Are there any studies on the frequency with which these failures (or a reduction in battery capacity) occur in hot/cold weather? This is potentially a huge problem that could cause great unreliability of this type of cars. Keep in mind that the vision for the future is for hundreds of millions of people to be using these cars every day. Even tiny failure rates would be a severe downside.
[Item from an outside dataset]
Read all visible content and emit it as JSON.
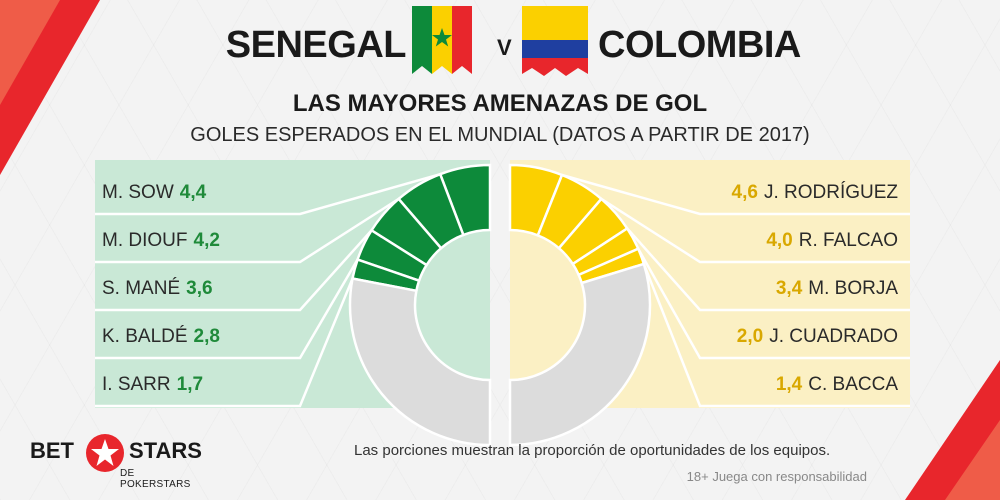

Simply shrugging this issue off with "not common" is not a valid rebuttal.


most of the criticisms of EV charging and such is more behavior of people based versus engineering based. if your car only goes 55 as an EV, then needs to be plugged in, thats a time/behavior issue, not something wrong with the car itself.

no they are not viable to a degree for LONG trips. just as one of my conveyors is prone to fail if you run it for 2 weeks without stopping. the question is how often are cars making those trips, and how hassle free could they be replaced with EVs that make shorter trips more efficiently.

as to the 2nd, battery issues in high and low heat are extreme cases of weather. not like prone to fail if its 80F or 32F. we're talking very low low and high humid highs.

from a starting point we need to accept most car drives are short, full of many stops and starts, and in a weather setting that doesnt risk battery failure. if we're going to statistically look at vehicle replacement nationwide this is a constant we have to agree on. if u need me to prove this then good day, its as obvious as can be.